Il s'agit, en soi, d'un bon documentaire. Seulement, il souffre d'une énorme tare : les personnes interrogées sont à la fois juge et partie. Il s'agit-là d'un des documentaires les plus subjectifs qui m'est jamais été donné de voir. Les notions de recul et d'objectivité en sont totalement absentes - je me demande même si elles n'ont pas été tout simplement occultées, et de manière totalement volontaire.
Tous affirment, sans nuance, que le projet de Jodorowsky aurait été grandiose s'il avait eu l'opportunité d'être produit, filmé et réalisé. Bien que le storyboard eut été finalisé, aucun géant hollywoodien n'a voulu produire ce "chef d’œuvre" qui a fini dans les tiroirs - l'adaptation a finalement été confiée à David Lynch, qui sortira le film Dune quelques années plus tard (1984).
Je vous propose de prendre le contrepieds du documentaire et de commencer par ce qui est évident, quitte à enfoncer des portes ouvertes : il est extrêmement facile de dire d'un film qui n'existe pas qu'il eut été génial. C'est d'ailleurs la première fois que je vois tant d'éloges sur une oeuvre qui n'a même pas existé.

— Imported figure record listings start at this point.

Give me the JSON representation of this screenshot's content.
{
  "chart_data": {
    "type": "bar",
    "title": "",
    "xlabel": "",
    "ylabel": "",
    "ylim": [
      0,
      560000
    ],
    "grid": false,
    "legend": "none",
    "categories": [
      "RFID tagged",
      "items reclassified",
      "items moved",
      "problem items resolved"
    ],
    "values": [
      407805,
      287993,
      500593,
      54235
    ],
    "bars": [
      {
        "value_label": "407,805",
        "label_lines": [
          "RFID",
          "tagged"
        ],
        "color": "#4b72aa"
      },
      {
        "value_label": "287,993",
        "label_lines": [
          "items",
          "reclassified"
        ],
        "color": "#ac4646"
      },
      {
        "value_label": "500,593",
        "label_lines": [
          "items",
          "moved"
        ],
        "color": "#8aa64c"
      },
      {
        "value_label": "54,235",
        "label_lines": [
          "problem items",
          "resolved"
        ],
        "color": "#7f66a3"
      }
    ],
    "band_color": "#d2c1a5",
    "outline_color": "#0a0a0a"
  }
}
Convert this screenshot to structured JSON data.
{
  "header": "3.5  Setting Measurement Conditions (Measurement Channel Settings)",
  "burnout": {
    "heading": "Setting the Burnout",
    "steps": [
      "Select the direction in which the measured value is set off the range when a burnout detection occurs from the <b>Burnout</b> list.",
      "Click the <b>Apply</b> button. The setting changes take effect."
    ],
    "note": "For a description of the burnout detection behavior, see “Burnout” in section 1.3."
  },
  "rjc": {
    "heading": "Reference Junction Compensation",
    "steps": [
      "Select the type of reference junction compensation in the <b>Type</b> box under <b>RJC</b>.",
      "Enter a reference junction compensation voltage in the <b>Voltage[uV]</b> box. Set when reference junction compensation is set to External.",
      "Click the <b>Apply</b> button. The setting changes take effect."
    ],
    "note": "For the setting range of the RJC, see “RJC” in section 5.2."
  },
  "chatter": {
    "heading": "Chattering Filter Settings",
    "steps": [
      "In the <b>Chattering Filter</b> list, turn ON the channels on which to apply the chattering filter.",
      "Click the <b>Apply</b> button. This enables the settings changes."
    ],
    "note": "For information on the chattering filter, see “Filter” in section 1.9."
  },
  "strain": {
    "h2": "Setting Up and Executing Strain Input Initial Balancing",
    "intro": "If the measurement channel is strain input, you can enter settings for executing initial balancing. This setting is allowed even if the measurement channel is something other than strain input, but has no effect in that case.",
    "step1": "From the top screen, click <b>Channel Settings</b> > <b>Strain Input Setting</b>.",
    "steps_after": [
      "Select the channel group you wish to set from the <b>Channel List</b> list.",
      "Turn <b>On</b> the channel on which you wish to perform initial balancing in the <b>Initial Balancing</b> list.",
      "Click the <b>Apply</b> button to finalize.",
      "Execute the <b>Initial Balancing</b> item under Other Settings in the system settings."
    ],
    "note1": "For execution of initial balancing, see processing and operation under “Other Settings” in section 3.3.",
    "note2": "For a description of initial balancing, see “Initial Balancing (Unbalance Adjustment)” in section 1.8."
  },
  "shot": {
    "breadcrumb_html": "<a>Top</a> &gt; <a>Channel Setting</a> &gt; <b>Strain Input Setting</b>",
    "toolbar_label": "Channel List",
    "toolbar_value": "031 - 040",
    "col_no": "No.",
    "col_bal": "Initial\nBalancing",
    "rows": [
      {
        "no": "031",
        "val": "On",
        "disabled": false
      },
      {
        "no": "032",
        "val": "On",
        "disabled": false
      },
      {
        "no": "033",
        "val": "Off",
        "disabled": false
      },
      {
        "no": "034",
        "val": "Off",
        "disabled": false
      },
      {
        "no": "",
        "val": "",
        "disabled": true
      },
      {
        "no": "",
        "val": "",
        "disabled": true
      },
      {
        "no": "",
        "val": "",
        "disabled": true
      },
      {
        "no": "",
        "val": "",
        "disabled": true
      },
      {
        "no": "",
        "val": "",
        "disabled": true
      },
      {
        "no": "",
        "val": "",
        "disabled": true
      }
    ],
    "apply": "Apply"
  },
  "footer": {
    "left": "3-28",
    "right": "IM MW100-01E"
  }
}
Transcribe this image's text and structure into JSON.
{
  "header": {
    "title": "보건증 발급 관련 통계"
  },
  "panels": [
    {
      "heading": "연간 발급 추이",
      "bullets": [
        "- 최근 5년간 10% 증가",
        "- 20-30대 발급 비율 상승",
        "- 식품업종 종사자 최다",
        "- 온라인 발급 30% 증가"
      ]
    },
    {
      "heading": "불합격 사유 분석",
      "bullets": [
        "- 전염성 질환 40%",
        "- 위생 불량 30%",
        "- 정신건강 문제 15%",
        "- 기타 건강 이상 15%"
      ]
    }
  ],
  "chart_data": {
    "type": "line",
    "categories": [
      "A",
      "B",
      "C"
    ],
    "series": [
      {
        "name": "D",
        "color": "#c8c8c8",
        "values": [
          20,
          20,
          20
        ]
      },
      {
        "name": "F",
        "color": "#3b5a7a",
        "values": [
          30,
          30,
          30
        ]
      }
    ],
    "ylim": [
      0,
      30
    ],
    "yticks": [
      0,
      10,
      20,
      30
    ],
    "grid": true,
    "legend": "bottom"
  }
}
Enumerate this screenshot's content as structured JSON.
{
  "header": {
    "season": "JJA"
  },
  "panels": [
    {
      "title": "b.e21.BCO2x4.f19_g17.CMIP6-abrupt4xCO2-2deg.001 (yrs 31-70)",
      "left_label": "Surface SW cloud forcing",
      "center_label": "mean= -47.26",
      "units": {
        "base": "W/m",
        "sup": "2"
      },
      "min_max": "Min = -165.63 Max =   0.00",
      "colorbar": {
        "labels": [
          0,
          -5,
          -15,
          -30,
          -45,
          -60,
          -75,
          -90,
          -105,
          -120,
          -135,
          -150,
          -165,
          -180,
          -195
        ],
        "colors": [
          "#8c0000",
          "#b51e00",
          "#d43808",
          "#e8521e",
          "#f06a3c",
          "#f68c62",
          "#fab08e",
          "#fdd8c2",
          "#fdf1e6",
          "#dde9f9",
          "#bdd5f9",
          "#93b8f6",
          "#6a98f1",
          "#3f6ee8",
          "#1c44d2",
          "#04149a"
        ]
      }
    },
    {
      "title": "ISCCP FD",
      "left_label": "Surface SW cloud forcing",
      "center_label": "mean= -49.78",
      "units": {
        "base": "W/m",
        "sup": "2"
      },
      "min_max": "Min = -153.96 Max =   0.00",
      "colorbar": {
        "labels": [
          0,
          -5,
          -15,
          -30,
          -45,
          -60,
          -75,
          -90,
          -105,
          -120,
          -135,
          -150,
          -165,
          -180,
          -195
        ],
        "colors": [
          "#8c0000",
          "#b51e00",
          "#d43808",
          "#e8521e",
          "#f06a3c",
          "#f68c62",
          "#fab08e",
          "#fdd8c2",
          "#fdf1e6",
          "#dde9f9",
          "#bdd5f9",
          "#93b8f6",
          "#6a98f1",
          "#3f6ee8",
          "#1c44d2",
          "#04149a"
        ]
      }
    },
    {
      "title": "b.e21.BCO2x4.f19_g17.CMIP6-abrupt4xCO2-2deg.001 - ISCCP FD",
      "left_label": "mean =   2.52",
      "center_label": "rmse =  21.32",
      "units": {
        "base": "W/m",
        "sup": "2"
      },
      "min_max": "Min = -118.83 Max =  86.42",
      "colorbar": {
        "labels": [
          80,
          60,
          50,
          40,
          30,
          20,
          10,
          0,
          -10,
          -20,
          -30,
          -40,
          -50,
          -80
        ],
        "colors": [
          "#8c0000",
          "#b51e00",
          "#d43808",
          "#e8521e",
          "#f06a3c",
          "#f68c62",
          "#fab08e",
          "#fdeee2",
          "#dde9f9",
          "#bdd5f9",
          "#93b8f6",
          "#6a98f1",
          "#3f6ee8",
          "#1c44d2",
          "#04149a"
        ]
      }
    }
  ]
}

Autre remarque, mais pas des moindres : les protagonistes jouent les génies incompris par la méchante machine à fric hollywoodienne.
Or, si Jodorowsky a connu de francs succès avec ses précédents films (dont on fait aussi l'apologie dans le documentaire...), je ne suis pas sûre que l'adaptation de Dune lui était destinée. Sa vision surréaliste de Dune, qui était certes novatrice, n'était pas forcément la bonne - ou juste bonne. D'ailleurs, ses modifications de l'histoire par rapport au livre ne m'ont pas convaincu, et je ne suis pas pour autant une grande puriste. Mais la vision de Jodorowsky est pour moi un réel délire, qui s'éloigne parfois tellement du livre que j'en viens à me demander si on est encore sur une adaptation de Dune ou juste sur les fantasmes délirants du réalisateur.
N'importe quelle société de production qui aurait accepté de produire une telle oeuvre n'aurait pas été simplement novatrice, mais aussi folle. Il est bel et bien possible de sérieusement douter que le film eut un jour trouvé un public comme semblent en être persuadés Jodorowsky et sa clique.
On remarquera d'ailleurs que le manichéisme n'a jamais été porteur de fine analyse.
Bref, un bon documentaire, mais beaucoup trop partial, qui se termine sur la mention de l'adaptation finalement concédée à Lynch, présentée comme "ratée" - ce qui, selon moi, est ouvert à débat - est vivement moquée par Jodorwsky comme un enfant qui, hanté par son propre échec, ne trouve qu'à se moquer de celui qui a réussi là où lui a échoué. Pour autant, à aucun moment je n'ai pu être convaincue que la version de ce dernier eut été meilleure, loin de là.
Selon moi, le documentaire trouve son principal intérêt dans l'épopée artistiquement riche et un peu folle, à l'image de son réalisateur, qu'a représenté ce projet pharaonique. Cela méritait bien un tel documentaire. Quant à sa présentation comme la vraie, la meilleure, l'ultime adaptation avortée de Dune, on aurait pu s'en passer...
Un documentaire certes passionnant, mais à prendre avec de (grosses) pincettes.